70% des Français souffrent de troubles du sommeil selon l’étude CoviPrev de Santé Publique France. Le chiffre est en hausse de vingt points par rapport à la période pré-pandémie. Pour éviter les somnifères, certaines personnes utilisent des compléments alimentaires. Leur principe actif est la mélatonine, une hormone naturellement fabriquée par l’organisme pendant la nuit. Vendus en libre-service, ces produits ne sont pas sans danger. C’est le constat réalisé par le magazine 60 millions de consommateurs, qui a mené une étude sur 16 compléments alimentaires à base de mélatonine.
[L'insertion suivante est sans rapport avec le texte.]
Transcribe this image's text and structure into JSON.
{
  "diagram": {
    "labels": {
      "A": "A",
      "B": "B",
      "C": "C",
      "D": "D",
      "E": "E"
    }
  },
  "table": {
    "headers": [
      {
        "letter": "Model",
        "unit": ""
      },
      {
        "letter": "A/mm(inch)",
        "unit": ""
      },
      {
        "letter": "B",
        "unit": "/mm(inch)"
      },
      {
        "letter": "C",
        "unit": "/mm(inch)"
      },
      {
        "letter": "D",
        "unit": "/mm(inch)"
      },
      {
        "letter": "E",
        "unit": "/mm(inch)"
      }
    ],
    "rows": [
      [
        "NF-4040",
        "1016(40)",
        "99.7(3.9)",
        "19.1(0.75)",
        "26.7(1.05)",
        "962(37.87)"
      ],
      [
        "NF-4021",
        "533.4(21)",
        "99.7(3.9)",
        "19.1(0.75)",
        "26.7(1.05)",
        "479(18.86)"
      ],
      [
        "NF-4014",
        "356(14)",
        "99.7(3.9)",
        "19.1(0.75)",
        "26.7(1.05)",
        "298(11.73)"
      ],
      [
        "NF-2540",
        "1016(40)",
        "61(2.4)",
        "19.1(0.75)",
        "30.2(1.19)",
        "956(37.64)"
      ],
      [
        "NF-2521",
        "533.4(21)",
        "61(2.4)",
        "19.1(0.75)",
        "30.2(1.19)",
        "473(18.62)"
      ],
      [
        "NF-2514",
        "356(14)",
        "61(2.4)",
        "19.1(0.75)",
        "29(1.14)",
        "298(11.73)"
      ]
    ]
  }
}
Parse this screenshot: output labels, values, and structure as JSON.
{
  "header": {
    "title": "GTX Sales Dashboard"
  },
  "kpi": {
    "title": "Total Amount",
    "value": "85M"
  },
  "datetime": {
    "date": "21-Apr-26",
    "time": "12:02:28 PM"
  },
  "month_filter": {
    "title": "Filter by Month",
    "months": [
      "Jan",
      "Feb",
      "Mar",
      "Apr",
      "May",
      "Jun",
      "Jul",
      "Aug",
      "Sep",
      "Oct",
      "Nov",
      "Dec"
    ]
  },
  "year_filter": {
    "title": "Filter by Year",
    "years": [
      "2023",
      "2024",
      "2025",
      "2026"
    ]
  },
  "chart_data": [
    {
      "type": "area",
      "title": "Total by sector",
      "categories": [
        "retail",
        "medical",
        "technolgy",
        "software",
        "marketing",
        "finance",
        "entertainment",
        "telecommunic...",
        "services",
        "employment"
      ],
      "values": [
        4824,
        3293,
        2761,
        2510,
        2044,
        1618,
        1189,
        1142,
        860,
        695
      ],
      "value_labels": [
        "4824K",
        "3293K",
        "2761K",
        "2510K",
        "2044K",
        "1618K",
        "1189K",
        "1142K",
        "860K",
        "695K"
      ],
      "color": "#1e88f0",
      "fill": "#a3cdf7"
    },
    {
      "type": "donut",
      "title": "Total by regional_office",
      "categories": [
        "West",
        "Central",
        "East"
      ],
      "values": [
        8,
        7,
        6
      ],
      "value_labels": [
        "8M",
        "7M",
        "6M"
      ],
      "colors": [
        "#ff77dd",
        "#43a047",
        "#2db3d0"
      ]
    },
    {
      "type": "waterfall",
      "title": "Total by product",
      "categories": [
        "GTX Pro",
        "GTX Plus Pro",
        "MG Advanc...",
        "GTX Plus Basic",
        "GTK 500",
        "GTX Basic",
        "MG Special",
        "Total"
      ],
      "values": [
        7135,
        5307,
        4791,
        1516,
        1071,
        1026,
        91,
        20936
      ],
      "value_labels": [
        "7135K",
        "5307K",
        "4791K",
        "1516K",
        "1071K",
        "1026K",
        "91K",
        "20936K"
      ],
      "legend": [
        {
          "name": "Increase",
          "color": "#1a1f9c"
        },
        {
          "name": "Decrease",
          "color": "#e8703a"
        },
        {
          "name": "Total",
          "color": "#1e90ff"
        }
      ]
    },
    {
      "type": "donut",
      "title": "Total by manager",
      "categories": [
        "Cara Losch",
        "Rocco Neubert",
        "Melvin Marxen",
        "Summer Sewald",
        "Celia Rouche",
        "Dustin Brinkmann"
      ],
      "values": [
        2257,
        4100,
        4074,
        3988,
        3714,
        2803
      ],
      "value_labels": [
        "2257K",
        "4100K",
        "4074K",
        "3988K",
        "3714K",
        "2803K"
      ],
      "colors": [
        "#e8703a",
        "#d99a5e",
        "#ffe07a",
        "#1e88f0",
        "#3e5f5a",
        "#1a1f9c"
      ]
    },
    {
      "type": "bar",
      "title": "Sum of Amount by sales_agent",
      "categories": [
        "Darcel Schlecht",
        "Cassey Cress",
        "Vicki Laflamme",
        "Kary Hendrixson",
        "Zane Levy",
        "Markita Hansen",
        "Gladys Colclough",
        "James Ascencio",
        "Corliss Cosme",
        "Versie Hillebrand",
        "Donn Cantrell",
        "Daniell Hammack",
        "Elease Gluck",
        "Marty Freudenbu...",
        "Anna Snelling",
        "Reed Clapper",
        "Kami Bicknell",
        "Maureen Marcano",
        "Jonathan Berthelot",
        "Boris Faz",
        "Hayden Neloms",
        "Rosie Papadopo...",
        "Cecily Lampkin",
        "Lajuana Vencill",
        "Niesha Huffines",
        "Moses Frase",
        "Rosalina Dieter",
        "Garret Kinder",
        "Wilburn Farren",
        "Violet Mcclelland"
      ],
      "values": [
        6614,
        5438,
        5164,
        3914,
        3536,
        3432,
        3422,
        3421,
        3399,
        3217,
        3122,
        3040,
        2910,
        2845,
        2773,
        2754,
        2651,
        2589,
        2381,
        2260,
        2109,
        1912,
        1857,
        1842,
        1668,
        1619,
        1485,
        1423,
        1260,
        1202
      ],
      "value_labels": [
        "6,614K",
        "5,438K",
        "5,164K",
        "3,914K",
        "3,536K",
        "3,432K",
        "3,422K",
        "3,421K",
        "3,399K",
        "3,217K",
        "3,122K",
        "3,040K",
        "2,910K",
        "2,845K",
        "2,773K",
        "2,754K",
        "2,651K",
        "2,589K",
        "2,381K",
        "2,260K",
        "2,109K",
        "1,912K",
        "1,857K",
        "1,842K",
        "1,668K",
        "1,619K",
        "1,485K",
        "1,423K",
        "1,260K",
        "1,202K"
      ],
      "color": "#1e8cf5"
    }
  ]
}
Des compléments alimentaires déconseillés à certains publics
"Prendre de la mélatonine, même à 1 mg, n’est pas innocent", indique le Pr Hervé Vespignani, neurologue et directeur médical des centres de sommeil BioSerenity de Nancy au magazine. Pour certaines personnes, ces compléments alimentaires sont même contre-indiqués. Et sur ce sujet, les conseils d’utilisation présents sur les boîtes ne sont pas toujours explicites. "Aucun produit ne précise que la mélatonine est déconseillée chez les personnes épileptiques, asthmatiques, souffrant de troubles de l’humeur, du comportement ou de la personnalité, de maladies auto-immunes et inflammatoires", explique 60 millions de consommateurs. Tous précisent néanmoins qu’un avis médical est nécessaire pour les femmes enceintes, allaitantes et pour les enfants.
Un manque d’informations
Selon Catherine Bennetau-Pelissero, professeure à l’université de Bordeaux et responsable d’un diplôme sur les compléments alimentaires, interrogée par le magazine, tout le monde devrait solliciter les conseils d’un professionnel de santé avant de prendre ce type de comprimé. D'autant que les notices ne sont pas très précises sur le moment de la prise : cela peut être "avant le coucher" ou "une demie-heure à une heure avant". "Cette hormone n’est efficace sur l’endormissement que si vous la prenez 1 h 30 avant d’aller vous coucher, sinon vous avancez ou reculez vos phases de sommeil", souligne le Pr Hervé Vespignani à 60 millions de consommateurs.
Il est aussi important de limiter la durée d’utilisation de ces compléments alimentaires : un à trois mois au maximum, voire quinze jours pour certains produits. Mais certains emballages peuvent induire le consommateur en erreur : "la boîte de Superdiet Mélatonine contient 120 gélules, alors que l’étiquetage indique une prise consécutive maximum de quatre semaines, soit… 28 gélules ! Certes, il n’y a pas de limite pour une prise non consécutive. Mais un tel conditionnement incite à la consommation et facilite le mésusage." Le risque d’une prise prolongée est de perturber la sécrétion naturelle de mélatonine, et ainsi de faire durer les troubles du sommeil après l’arrêt.
Une première alerte de l’ANSES en 2018
En avril 2018, l’Agence nationale de sécurité sanitaire de l'alimentation, de l'environnement et du travail a publié un communiqué sur les compléments alimentaires à base de mélatonine. 90 cas d’effets indésirables lui ont été précédemment signalés : des maux de tête, des vertiges, une somnolence, de l’irritabilité, des tremblements, des nausées ou encore des douleurs abdominales. Après analyse de ces cas, l’ANSES recommande d’utiliser ces compléments de manière ponctuelle uniquement et de prendre conseil auprès d’un professionnel de santé avant d’y recourir.